Since the 1950s, instead of a pound of lead, fishermen have sent pings to bottom to collect the same information. Over the past decade, bottom building software interfaced with depth sounders and GPS has given fishermen the capacity to collect enough data to create detailed maps of the seafloor.
Clearwater Fine Foods of Lunenburg, Nova Scotia, started creating extensive seafloor maps for its scallop fleet in the early 2000s. The early technology was expensive, and used multibeam and side scan sonar to determine bottom type and depth. The biggest names in seafloor mapping, Olex and Nobeltec, have developed affordable software that creates maps using data from a vessel’s single-beam sonar and GPS.

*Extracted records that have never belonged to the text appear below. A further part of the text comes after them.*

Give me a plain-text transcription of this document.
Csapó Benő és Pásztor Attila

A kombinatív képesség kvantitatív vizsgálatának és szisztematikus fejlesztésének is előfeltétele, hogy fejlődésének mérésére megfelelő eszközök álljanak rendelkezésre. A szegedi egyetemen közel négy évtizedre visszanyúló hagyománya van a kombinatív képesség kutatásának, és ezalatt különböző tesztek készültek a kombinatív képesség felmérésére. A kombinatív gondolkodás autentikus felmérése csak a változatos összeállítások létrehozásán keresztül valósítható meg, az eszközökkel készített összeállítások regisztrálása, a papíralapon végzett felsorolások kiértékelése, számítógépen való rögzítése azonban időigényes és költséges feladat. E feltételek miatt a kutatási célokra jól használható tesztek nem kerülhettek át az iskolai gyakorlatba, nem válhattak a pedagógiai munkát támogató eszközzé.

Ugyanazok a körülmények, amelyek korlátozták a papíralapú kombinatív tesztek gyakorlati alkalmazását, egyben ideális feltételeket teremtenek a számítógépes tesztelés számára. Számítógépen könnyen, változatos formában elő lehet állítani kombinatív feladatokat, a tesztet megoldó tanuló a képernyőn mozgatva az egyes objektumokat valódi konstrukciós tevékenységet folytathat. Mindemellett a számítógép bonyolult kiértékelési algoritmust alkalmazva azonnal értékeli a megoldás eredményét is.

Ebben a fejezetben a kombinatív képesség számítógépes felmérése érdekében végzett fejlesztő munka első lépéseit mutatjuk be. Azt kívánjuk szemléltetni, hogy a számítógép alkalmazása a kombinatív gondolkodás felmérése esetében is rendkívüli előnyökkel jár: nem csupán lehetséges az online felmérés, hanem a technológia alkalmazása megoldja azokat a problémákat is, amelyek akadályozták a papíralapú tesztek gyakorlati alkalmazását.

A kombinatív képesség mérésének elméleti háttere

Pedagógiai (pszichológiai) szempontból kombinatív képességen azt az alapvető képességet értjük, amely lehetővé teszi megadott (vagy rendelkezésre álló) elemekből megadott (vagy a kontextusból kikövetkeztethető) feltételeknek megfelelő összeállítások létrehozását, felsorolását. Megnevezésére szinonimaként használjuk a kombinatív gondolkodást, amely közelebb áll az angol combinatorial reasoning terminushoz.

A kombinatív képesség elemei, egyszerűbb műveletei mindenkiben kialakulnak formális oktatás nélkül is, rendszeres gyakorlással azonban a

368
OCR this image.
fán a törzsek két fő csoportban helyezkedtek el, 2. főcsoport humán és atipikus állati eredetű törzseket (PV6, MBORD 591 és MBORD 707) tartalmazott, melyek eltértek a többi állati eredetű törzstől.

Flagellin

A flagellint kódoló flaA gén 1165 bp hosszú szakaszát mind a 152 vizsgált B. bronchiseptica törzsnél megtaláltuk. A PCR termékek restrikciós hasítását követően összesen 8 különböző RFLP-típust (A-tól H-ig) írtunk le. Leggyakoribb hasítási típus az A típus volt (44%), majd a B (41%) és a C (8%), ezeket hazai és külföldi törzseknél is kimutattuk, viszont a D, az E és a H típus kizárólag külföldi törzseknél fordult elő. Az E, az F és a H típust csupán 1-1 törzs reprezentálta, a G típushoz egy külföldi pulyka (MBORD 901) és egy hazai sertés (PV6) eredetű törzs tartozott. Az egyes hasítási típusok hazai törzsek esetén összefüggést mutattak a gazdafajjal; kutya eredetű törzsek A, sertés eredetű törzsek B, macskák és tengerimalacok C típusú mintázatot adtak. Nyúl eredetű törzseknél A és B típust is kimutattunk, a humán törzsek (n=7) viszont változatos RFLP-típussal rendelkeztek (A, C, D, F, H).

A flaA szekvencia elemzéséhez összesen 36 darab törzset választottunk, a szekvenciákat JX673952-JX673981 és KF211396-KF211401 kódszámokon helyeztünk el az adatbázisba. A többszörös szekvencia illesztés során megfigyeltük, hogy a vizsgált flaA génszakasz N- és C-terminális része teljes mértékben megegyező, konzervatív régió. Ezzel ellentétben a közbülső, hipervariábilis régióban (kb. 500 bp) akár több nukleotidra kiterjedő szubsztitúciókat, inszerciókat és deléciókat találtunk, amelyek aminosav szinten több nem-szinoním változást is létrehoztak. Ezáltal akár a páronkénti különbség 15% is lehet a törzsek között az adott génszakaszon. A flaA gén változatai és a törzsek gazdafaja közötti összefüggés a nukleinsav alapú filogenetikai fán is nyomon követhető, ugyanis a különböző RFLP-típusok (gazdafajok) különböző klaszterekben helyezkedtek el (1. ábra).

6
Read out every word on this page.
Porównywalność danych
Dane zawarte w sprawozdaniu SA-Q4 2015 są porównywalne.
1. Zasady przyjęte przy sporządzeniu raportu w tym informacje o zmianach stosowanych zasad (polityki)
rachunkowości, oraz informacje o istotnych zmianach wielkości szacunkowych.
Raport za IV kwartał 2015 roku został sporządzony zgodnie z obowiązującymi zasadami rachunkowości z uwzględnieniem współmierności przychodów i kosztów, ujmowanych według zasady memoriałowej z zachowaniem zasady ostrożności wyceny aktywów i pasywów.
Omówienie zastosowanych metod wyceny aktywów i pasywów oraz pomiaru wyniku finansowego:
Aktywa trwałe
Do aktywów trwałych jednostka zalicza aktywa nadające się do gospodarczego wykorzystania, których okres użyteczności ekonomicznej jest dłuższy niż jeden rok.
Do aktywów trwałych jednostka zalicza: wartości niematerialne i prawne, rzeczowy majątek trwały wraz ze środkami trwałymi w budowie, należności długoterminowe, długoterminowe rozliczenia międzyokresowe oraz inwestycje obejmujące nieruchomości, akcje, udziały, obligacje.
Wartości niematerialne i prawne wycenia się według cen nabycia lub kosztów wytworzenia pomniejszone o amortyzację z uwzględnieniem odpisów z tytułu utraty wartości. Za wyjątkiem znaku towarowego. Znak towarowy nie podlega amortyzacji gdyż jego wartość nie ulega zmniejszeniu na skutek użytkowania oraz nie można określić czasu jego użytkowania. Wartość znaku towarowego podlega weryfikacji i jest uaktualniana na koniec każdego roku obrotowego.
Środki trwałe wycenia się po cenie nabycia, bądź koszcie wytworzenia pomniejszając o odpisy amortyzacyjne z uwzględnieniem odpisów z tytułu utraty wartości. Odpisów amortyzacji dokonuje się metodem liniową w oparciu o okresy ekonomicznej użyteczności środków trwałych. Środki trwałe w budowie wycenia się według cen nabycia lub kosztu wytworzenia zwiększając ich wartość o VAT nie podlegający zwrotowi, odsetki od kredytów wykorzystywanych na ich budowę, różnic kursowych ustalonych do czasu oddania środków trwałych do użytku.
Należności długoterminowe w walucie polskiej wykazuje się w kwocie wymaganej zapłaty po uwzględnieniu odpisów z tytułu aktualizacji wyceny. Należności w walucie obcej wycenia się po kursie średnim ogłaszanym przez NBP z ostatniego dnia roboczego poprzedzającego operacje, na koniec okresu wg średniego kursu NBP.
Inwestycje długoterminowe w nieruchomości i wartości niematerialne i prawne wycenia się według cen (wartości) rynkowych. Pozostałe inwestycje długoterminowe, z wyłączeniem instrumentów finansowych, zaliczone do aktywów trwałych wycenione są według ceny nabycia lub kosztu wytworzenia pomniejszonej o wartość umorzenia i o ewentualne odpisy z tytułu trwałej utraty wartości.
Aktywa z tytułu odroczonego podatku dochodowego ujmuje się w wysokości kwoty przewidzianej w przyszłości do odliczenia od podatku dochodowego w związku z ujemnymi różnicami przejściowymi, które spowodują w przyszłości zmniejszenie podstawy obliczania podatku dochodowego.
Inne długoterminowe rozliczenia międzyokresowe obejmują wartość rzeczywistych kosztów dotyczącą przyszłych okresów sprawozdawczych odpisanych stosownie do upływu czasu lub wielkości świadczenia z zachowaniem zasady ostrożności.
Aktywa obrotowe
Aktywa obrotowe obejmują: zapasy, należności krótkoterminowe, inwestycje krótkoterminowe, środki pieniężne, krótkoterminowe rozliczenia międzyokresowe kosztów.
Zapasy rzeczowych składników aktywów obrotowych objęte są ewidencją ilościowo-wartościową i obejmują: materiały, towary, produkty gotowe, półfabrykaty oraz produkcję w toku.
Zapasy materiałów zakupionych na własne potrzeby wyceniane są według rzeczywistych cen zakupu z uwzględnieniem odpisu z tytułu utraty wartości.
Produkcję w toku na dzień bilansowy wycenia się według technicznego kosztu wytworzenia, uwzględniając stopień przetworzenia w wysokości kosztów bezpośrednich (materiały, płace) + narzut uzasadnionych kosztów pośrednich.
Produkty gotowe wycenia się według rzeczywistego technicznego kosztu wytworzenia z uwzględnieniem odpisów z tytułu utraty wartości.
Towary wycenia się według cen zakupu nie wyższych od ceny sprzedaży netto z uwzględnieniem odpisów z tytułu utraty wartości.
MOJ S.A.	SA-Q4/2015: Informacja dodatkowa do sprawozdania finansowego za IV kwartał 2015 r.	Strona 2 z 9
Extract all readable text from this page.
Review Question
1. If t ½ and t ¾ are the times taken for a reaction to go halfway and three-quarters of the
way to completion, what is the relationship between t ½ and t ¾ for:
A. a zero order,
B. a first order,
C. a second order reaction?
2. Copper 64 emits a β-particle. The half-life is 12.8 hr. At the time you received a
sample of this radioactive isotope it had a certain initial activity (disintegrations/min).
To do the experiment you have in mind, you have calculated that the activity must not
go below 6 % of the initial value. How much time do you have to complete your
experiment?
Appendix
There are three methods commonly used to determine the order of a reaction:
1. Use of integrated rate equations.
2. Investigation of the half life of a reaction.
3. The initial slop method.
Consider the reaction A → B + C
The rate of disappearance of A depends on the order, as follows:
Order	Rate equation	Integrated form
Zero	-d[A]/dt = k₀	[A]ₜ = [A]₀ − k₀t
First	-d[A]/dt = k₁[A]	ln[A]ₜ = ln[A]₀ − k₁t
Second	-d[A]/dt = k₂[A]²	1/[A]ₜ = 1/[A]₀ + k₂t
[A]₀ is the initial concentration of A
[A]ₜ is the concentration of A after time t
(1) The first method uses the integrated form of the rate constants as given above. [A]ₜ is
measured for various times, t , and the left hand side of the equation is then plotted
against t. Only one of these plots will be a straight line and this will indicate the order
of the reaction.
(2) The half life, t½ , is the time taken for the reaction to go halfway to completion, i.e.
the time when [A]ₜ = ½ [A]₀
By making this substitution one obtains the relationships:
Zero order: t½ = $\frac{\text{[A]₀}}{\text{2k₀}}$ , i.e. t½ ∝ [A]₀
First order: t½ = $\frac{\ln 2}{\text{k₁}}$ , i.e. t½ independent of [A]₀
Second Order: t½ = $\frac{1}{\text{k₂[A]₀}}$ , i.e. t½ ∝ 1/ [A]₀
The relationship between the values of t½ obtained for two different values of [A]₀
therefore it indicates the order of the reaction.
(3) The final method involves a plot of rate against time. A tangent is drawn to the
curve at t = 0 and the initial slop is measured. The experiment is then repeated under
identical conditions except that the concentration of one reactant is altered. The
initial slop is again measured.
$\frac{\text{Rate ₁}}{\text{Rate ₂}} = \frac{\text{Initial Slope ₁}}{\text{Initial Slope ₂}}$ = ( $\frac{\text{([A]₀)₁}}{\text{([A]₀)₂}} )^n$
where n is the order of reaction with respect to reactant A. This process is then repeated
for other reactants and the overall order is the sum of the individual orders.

“I sell both Nobeltec and Olex,” says Robert Kramp of Kramp Electronics in Seal Cove, Maine. “The Olex is open source; it runs on Linux. Nobeltec’s program is called Timezero, and it runs on Windows.” Kramp notes that both of these systems interface with depth and position data from a boat’s electronics and feed that into a computer. The software then creates increasingly detailed topographical maps based on areas the boat has covered. The more years of data, the more detailed the chart, which can be displayed on a variety of screens.
The biggest difference between the two programs is that Olex allows fishermen to feed the information they collect into Olex’s huge database, and then access all the rest of the information in that database. Timezero’s key selling point is its versatility. For example, some users connect the software to a WASSP multibeam transducer that can expand the area being mapped and display bottom hardness. While experienced fishermen can start to interpolate bottom hardness from a standard sounder, others find it’s worth it to invest $27,000 in the WASSP.
“The lobstermen use it to find the edges,” says Kramp. “One thing for sure, the guys who are using this are outperforming the ones who aren’t.”
Setting up either of the basic programs is pretty simple, according to Kramp. “Basically, I just load the software and connect the interfaces,” he says. “Mostly I sell the Nobeltec Timezero. I can set up a system with an 8-inch transducer for under $2,000.” Kramp notes that Nobeltec works best with Furuno equipment, and that the two companies are part of the same business family. “They sell more Olex in Canada,” says Kramp.